There is a popular approach to explaining moral responsibility that begins with our practices of holding each other responsible. On this approach, our practices of holding agents responsible are explanatorily prior to the fact of their being responsible: “[i]t is not that we hold people responsible because they are responsible; rather, the idea…that we are responsible is to be understood by the practice [of holding responsible]” (Watson “Limits of Evil”, 258; his italics).
Despite all that can be said for this practice-based model, I am attracted to a different picture of responsibility. On this approach, it is the fact of being responsible which is explanatorily prior and upon which our practices of holding others responsible should depend. Call this the prior-fact model.
Here I just want to sketch an explanatory virtue of the prior-fact model. What I’ll claim is that it explains a range of cases that involve considerations that undermine blameworthiness and praiseworthiness, which the practice-based model, whatever its other merits, has difficulty in explaining.
I’m constantly struck by how often talk of moral responsibility becomes talk only of blameworthiness. I think blameworthiness (BW) and praiseworthiness (PW) are intimately related, lying on opposite ends of a spectrum, and both bearing an important relation to responsibility. It seems to me a desideratum for a theory of responsibility that it gives an account of both. When I see accounts that exclude PW (e.g., Wallace; Darwall), I think the omission counts against such theories.
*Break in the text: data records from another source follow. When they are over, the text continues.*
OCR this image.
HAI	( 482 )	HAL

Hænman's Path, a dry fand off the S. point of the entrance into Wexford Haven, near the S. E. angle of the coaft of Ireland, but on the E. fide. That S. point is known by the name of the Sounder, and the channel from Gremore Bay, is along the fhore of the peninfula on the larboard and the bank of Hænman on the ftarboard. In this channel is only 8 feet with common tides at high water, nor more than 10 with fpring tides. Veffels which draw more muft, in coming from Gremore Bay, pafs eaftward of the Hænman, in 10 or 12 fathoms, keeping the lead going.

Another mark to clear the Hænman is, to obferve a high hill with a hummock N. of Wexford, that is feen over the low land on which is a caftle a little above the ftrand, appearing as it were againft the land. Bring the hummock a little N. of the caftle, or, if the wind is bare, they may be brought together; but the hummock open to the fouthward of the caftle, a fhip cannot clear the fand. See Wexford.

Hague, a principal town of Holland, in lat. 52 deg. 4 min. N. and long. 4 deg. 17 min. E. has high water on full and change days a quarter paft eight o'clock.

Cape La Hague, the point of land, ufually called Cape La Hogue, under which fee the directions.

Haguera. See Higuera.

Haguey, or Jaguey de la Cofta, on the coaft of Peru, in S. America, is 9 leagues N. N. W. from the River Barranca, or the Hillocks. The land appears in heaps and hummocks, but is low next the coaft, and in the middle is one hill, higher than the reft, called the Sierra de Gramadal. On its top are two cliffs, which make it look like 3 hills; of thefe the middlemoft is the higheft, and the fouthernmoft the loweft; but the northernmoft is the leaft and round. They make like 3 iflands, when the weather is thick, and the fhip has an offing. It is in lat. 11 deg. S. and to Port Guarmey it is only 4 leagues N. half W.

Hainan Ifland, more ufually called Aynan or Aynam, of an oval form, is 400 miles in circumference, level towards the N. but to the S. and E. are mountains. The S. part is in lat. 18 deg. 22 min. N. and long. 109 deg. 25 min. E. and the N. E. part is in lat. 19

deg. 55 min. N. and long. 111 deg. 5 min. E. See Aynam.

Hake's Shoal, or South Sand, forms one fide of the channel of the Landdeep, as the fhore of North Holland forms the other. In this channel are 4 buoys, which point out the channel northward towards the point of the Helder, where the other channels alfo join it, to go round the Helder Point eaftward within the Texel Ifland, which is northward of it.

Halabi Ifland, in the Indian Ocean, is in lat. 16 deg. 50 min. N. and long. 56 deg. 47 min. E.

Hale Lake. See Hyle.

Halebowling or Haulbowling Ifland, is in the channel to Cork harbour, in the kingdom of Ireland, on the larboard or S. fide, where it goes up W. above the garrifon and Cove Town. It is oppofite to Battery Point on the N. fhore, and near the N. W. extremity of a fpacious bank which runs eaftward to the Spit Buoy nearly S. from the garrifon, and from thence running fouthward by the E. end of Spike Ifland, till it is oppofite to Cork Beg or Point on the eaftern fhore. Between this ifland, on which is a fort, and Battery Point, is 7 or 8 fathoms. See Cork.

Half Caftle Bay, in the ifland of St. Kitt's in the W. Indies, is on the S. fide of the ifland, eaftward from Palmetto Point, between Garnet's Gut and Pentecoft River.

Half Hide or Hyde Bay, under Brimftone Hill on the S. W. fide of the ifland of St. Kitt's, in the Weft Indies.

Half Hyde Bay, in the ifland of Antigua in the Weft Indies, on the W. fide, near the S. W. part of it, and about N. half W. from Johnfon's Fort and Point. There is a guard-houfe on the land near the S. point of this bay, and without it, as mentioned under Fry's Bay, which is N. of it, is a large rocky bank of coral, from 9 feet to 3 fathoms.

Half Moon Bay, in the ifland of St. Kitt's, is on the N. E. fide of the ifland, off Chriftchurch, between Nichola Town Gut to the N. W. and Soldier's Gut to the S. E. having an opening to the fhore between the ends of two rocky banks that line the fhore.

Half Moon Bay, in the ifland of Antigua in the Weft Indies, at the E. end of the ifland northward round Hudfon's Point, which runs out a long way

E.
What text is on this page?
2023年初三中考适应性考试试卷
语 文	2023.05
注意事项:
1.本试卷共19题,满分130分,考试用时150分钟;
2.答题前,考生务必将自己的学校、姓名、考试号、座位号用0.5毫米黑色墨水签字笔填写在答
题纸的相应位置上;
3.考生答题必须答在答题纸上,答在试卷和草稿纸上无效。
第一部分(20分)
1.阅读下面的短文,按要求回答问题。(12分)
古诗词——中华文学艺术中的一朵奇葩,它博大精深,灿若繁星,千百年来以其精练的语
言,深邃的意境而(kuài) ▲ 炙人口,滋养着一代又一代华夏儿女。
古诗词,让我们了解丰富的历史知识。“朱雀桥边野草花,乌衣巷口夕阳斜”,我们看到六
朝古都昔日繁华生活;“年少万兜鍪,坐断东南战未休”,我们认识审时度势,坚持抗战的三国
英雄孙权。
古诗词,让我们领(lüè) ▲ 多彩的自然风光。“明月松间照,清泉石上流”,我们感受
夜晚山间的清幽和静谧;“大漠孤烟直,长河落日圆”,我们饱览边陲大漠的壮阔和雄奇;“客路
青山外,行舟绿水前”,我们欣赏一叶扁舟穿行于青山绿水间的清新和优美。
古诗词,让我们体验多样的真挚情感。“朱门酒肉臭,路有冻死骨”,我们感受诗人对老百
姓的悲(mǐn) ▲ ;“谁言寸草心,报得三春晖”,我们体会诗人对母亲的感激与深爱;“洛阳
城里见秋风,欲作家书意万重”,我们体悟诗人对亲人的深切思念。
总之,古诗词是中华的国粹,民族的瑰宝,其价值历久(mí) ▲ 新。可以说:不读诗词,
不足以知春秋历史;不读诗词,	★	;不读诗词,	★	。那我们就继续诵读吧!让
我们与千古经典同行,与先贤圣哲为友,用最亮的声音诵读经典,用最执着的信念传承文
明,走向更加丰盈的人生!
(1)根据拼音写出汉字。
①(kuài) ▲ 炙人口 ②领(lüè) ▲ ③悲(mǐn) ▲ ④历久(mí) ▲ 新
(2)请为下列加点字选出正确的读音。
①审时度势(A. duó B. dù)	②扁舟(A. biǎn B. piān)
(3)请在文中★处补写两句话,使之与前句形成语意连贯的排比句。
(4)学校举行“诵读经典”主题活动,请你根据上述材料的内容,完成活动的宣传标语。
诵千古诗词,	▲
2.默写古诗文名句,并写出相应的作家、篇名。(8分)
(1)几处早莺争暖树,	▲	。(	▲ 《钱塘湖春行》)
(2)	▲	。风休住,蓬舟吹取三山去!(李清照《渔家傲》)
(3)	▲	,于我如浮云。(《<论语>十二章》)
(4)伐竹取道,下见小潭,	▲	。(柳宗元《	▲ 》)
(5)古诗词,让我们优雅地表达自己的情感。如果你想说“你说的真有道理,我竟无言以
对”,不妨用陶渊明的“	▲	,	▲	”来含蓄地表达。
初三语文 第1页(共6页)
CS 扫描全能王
Some disagree with this, for they don’t think BW and PW are closely related. If someone like me thinks responsibility must be about both and someone else thinks it should be about BW alone, then we are more likely to talk past one another. More to the point, if we can’t agree on what it is we’re trying to give accounts of, then it’s hard to see how we can compare our theories fruitfully.
All this led me to wonder whether we could agree on a set of desiderata for a theory of moral responsibility. This would seem to have lots of benefits. Evaluating theories requires having some stable points of reference. To say that Theory A is preferable to Theory B means that it does better in some respect. It might be simpler, but with the same explanatory power as its competitors. It might be broader, explaining more of the domain. But if we can’t even agree on what needs explained, we will have more and more difficulty ensuring that our competing theories are proper competitors.
So, what are the desiderata for a theory of moral responsibility? Should it capture both BW and PW? Should it justify punishment or retributive conduct? Must it reference ‘free will’? Must it require ‘control’?
In short, is there anything an account must explain in order to count as a theory of responsibility? Anything the failure of which to explain would give us grounds to reject the view?